Although many community associations have self-help rights in their governing documents, it’s not always easy to know when to use them. In this context, self-help generally refers to a community association’s power to: (1) correct a covenant violation itself: and (2) charge the costs of correction back to the offending party. Some community associations have carte blanche self-help language in their governing documents. Others only have it with respect to architectural control and/or maintenance violations. And some don’t have self-help rights at all.
But even if a community association has unlimited self-help rights, utilizing this power is only practical in certain situations. For example, an association may decide to mow an overgrown lawn if the property is vacant and the owner is nonresponsive to violation letters. Not only is this type of maintenance relatively cheap, but there’s also a good chance that the association’s vendor can perform the work without any interference from the owner (i.e., because the owner is offsite). Compare this, however, with an owner-occupied home that needs to be pressure washed and painted.
In this example, the maintenance is more expensive and time consuming. Additionally, since the owner lives at the property, it’s likely that he/she will object to the maintenance if/when the association’s vendor shows up (e.g., by calling the police for trespass). The underlying takeaway is that self-help is usually only feasible if it’s both (1) inexpensive (i.e., the association can carry the costs until reimbursed by the owner) and (2) can be easily carried out (i.e., the association can correct the violation quickly and without putting anyone in danger).
If correcting the violation fails the two-prong test above, the situation will likely not be ripe for self-help—regardless of what the association’s governing documents may allow. This means the association will need to resort to its other permitted enforcement remedies, which includes, but may not be limited to, fining, suspending voting and/or use privileges, and filing a lawsuit for injunctive relief. And keep in mind, obtaining a court order may be necessary anyway to overcome the owner’s trespass claims with the police.

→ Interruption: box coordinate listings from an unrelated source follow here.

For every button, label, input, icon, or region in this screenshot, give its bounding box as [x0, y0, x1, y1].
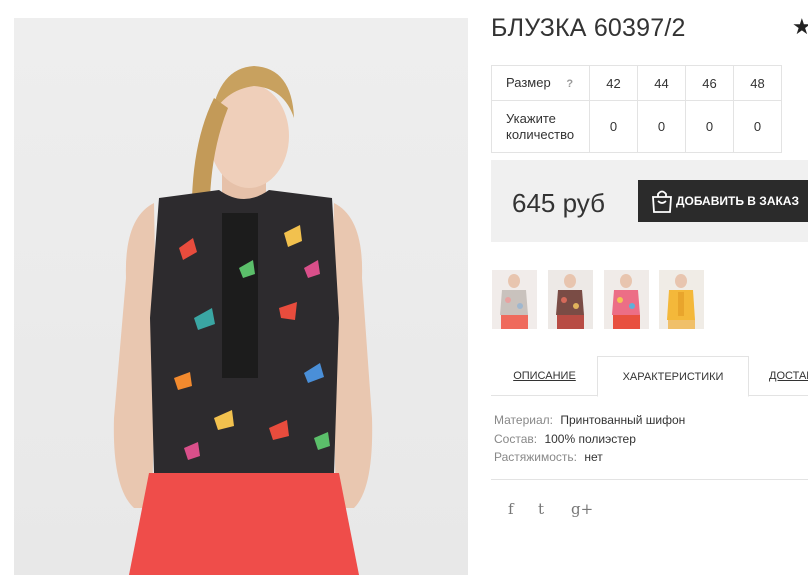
product-photo-illustration — [113, 66, 373, 575]
characteristic-key: Материал: — [494, 413, 553, 427]
characteristic-composition: Состав: 100% полиэстер — [494, 430, 685, 449]
star-icon[interactable]: ★ — [792, 14, 808, 40]
size-48: 48 — [733, 65, 782, 101]
characteristic-material: Материал: Принтованный шифон — [494, 411, 685, 430]
quantity-input-46[interactable]: 0 — [685, 100, 734, 153]
thumbnail-1[interactable] — [492, 270, 537, 329]
twitter-icon[interactable]: t — [538, 500, 544, 518]
price: 645 руб — [512, 188, 605, 218]
thumbnail-2[interactable] — [548, 270, 593, 329]
size-46: 46 — [685, 65, 734, 101]
quantity-input-42[interactable]: 0 — [589, 100, 638, 153]
tab-characteristics[interactable]: ХАРАКТЕРИСТИКИ — [597, 356, 749, 397]
characteristic-value: нет — [584, 450, 603, 464]
tab-description[interactable]: ОПИСАНИЕ — [491, 356, 598, 396]
size-44: 44 — [637, 65, 686, 101]
quantity-input-48[interactable]: 0 — [733, 100, 782, 153]
product-tabs: ОПИСАНИЕ ХАРАКТЕРИСТИКИ ДОСТАВКА — [491, 356, 808, 397]
quantity-input-44[interactable]: 0 — [637, 100, 686, 153]
characteristics-list: Материал: Принтованный шифон Состав: 100… — [494, 411, 685, 467]
size-42: 42 — [589, 65, 638, 101]
quantity-label: Укажите количество — [491, 100, 590, 153]
characteristic-value: Принтованный шифон — [560, 413, 686, 427]
size-table: Размер ? 42 44 46 48 Укажите количество … — [491, 65, 782, 153]
size-label-cell: Размер ? — [491, 65, 590, 101]
tab-delivery[interactable]: ДОСТАВКА — [769, 356, 808, 396]
size-row: Размер ? 42 44 46 48 — [491, 65, 782, 101]
product-title: БЛУЗКА 60397/2 — [491, 14, 686, 42]
thumbnail-3[interactable] — [604, 270, 649, 329]
size-label: Размер — [506, 74, 551, 90]
characteristic-key: Растяжимость: — [494, 450, 578, 464]
price-box: 645 руб ДОБАВИТЬ В ЗАКАЗ — [491, 160, 808, 242]
characteristic-value: 100% полиэстер — [544, 431, 636, 446]
characteristic-stretch: Растяжимость: нет — [494, 448, 685, 467]
quantity-row: Укажите количество 0 0 0 0 — [491, 100, 782, 153]
shopping-bag-icon — [652, 190, 672, 213]
add-to-cart-button[interactable]: ДОБАВИТЬ В ЗАКАЗ — [638, 180, 808, 222]
facebook-icon[interactable]: f — [508, 500, 514, 518]
thumbnail-4[interactable] — [659, 270, 704, 329]
product-photo[interactable] — [14, 18, 468, 575]
characteristic-key: Состав: — [494, 431, 538, 446]
section-divider — [491, 479, 808, 480]
help-icon[interactable]: ? — [566, 78, 573, 90]
google-plus-icon[interactable]: g+ — [571, 500, 593, 518]
add-to-cart-label: ДОБАВИТЬ В ЗАКАЗ — [676, 194, 799, 208]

Notwithstanding the above, community associations should also be aware that failing to exercise (or attempting) self-help in proper situations can be frowned upon by the courts. For example, levying tens of thousands of dollars in fines for a covenant violation may be unreasonable if the violation could easily be corrected by self-help for a small fraction of that amount. This what the Georgia Court of Appeals recently suggested in Deerlake Homeowners Association, Inc. v. Brown, 2021 Ga. App. LEXIS 523 (Oct. 26, 2021) (holding that the association’s contractual right of abatement precluded a judgment for over $80,000 in fines plus injunctive relief for simple maintenance violations). The association in Deerlake is currently seeking review by the Georgia Supreme Court, so this issue is certainly one to keep an eye on.
In sum, self-help can be a very effective tool for a community association if properly implemented. On the other hand, it may not be realistic to use self-help for every violation, despite what the governing documents may say. This means boards and property managers need to evaluate potential self-help opportunities on a case-by-case basis. And if you’re still unsure whether to move forward, it’s probably best to seek the advice of your association’s attorney.